Update FQDN on local AMT

  1. It is recommended to follow these steps in batches so as to not overwhelm the Intel SCS component. Perhaps run this against 100 systems at any one time, or run it against those systems you know have been updated. While it doesn't hurt to run this against systems that didn't have the FQDN changed from the above process, it is unnecessary if you are able to target those systems with invalid FQDNs.
    +Note: This process assumes that the system can be reached via the SCS using the new FQDN supplied by Altiris. For TLS there may be complications we have not foreseen.+

  2. In the Altiris Console browse under View > Solutions > Out of Band Management > Configuration > Intel AMT Systems > and select the Intel AMT Systems node.

  3. Select one or more systems you need to update the local AMT FQDN on.

  4. Right-click and choose the ‘Re-provision...' option.
    !Re-provision.JPG!

  5. Check the Action status node under Provisioning > Logs > Action Status for messages concerning the Re-provision attempts. You can also check the Log node for errors.

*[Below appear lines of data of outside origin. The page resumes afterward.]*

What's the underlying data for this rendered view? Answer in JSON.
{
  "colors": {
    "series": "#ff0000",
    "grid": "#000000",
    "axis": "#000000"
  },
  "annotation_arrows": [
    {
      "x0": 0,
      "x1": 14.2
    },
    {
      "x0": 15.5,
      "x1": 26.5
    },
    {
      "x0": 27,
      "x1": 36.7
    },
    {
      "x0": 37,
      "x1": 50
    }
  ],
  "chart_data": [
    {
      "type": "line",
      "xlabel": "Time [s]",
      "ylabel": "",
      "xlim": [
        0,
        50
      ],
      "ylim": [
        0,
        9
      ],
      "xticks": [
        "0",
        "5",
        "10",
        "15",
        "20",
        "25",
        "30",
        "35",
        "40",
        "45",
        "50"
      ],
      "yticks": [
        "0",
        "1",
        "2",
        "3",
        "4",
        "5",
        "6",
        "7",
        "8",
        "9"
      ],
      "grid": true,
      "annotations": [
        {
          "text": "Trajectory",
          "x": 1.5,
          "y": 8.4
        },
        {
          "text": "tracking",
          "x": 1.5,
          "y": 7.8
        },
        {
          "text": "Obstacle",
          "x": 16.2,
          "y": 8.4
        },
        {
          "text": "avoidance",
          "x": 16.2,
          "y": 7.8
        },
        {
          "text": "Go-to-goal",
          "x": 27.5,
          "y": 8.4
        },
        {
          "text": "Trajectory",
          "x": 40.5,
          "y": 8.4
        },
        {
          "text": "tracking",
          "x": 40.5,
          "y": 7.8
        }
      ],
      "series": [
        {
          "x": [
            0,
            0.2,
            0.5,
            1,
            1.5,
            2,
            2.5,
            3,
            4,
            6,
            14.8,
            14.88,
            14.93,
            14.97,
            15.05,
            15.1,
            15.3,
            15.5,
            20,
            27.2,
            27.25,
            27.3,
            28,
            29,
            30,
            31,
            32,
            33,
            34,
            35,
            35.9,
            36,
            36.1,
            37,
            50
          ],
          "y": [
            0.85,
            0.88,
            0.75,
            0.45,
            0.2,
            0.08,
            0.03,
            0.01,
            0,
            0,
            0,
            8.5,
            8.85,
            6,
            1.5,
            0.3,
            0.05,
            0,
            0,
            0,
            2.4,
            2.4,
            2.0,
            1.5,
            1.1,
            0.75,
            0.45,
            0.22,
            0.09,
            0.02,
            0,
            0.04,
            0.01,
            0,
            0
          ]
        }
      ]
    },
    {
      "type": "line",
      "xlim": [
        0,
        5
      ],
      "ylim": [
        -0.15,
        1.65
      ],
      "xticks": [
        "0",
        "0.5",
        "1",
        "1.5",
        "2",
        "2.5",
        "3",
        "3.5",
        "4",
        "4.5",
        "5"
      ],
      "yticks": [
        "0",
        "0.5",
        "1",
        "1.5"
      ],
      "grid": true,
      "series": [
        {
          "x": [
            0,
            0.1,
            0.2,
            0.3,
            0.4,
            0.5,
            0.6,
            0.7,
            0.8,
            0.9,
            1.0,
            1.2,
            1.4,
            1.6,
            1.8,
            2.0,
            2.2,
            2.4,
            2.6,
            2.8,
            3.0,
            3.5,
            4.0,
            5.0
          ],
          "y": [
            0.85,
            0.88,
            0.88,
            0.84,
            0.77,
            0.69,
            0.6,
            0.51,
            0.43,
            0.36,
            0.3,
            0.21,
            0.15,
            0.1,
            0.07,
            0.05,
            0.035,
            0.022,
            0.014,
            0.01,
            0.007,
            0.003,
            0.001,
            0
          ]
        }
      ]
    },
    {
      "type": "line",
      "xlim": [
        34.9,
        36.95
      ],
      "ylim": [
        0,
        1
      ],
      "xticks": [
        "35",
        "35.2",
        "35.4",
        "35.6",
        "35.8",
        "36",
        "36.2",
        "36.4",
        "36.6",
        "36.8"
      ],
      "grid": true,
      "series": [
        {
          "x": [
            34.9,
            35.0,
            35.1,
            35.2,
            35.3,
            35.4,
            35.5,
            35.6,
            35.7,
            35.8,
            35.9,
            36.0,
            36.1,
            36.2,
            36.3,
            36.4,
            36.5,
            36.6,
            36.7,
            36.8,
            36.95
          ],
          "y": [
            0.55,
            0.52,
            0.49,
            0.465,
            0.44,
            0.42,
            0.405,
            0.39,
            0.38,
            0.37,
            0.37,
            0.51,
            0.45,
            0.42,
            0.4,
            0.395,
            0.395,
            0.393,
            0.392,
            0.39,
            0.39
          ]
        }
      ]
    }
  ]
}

  6. Done! The systems, when reprovisioned, should have the correct FQDN planted by the IntelAMT database entry that was updated from the Altiris database.

 

Conclusion

Use this article to resolve your FQDN issues to ensure ATM functionality is available when it is needed. The above process has been verified, though all environmental potential issues have not been explored. It is advised to test the process in your environment before implementing on a wide scale.